Tinggalkan Plastik Sekali Pakai, Wujudkan Gerakan Lingkungan dan Dorong Ekonomi Lokal

SINTANG, TB- Pemerintah Kabupaten Sintang memberlakukan pelarangan penggunaan plastik sekali pakai secara resmi mulai pada hari ini, 1 Desember 2025. Kebijakan ini diatur dalam Surat Edaran Bupati Sintang Nomor 600.4.15/3052/DLH-C/2025, yang menginstruksikan seluruh pelaku usaha mulai dari ritel modern, pasar tradisional, hingga warung makan untuk tidak lagi menyediakan kantong plastik dan kemasan plastik sekali pakai bagi konsumen. Sebagai gantinya, masyarakat didorong untuk beralih menggunakan wadah ramah lingkungan yang dapat digunakan berulang kali.

Anggota DPRD Kabupaten Sintang, Ardi, menyambut positif langkah pemerintah daerah ini. Dirinya mengajak seluruh elemen masyarakat untuk mengadopsi kebiasaan baru ini sebagai bagian dari budaya sehari-hari.

“Ini adalah momentum bagi kita semua untuk memulai perubahan kecil yang berdampak besar.
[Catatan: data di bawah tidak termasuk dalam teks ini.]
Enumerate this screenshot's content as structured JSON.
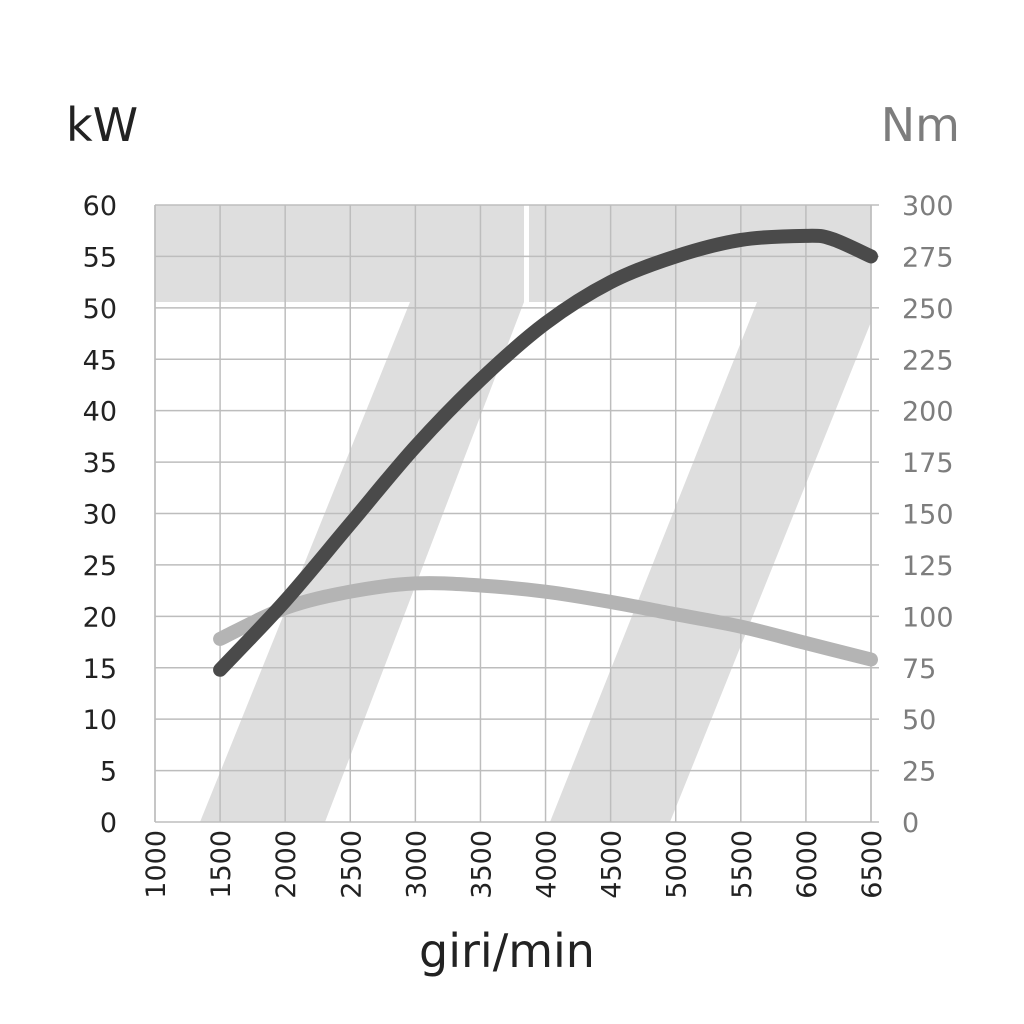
{
  "chart_data": {
    "type": "line",
    "xlabel": "giri/min",
    "ylabel_left": "kW",
    "ylabel_right": "Nm",
    "xlim": [
      1000,
      6500
    ],
    "xticks": [
      "1000",
      "1500",
      "2000",
      "2500",
      "3000",
      "3500",
      "4000",
      "4500",
      "5000",
      "5500",
      "6000",
      "6500"
    ],
    "ylim_left": [
      0,
      60
    ],
    "yticks_left": [
      "0",
      "5",
      "10",
      "15",
      "20",
      "25",
      "30",
      "35",
      "40",
      "45",
      "50",
      "55",
      "60"
    ],
    "ylim_right": [
      0,
      300
    ],
    "yticks_right": [
      "0",
      "25",
      "50",
      "75",
      "100",
      "125",
      "150",
      "175",
      "200",
      "225",
      "250",
      "275",
      "300"
    ],
    "grid": true,
    "series": [
      {
        "axis": "left",
        "color": "#4a4a4a",
        "x": [
          1500,
          2000,
          2500,
          3000,
          3500,
          4000,
          4500,
          5000,
          5500,
          6000,
          6200,
          6500
        ],
        "values": [
          14.8,
          21.5,
          29.0,
          36.5,
          43.0,
          48.5,
          52.5,
          55.0,
          56.6,
          57.0,
          56.7,
          55.0
        ]
      },
      {
        "axis": "right",
        "color": "#b4b4b4",
        "x": [
          1500,
          2000,
          2500,
          3000,
          3500,
          4000,
          4500,
          5000,
          5500,
          6000,
          6500
        ],
        "values": [
          89,
          104,
          112,
          116,
          115,
          112,
          107,
          101,
          95,
          87,
          79
        ]
      }
    ]
  }
}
Selain untuk menjaga kelestarian lingkungan, kebijakan ini juga membuka peluang ekonomi yang luas bagi UMKM lokal,” ujar Ardi.

Ardi menjelaskan bahwa pelarangan ini bukan sekadar aturan, melainkan sebuah pintu pembuka bagi inovasi dan penguatan ekonomi kerakyatan. UMKM di Sintang kini mendapat kesempatan untuk mengembangkan dan memasarkan produk alternatif pengganti plastik, seperti tas belanja kain dengan corak khas Sintang, kerajinan anyaman dari rotan dan purun sebagai wadah, serta produk ramah lingkungan lainnya. Dampaknya diharapkan tidak hanya mengurangi sampah plastik, tetapi juga menciptakan lapangan kerja dan meningkatkan pendapatan masyarakat.

Ardi juga menekankan aspek tanggung jawab moral bersama dalam menjaga kebersihan dan kesehatan lingkungan di Kabupaten Sintang.

“Kita semua memiliki kewajiban untuk mewariskan alam yang sehat kepada generasi penerus. Pengurangan plastik sekali pakai adalah langkah nyata mengurangi pencemaran tanah dan sungai, yang selama ini menjadi masalah serius di banyak daerah,” pungkasnya.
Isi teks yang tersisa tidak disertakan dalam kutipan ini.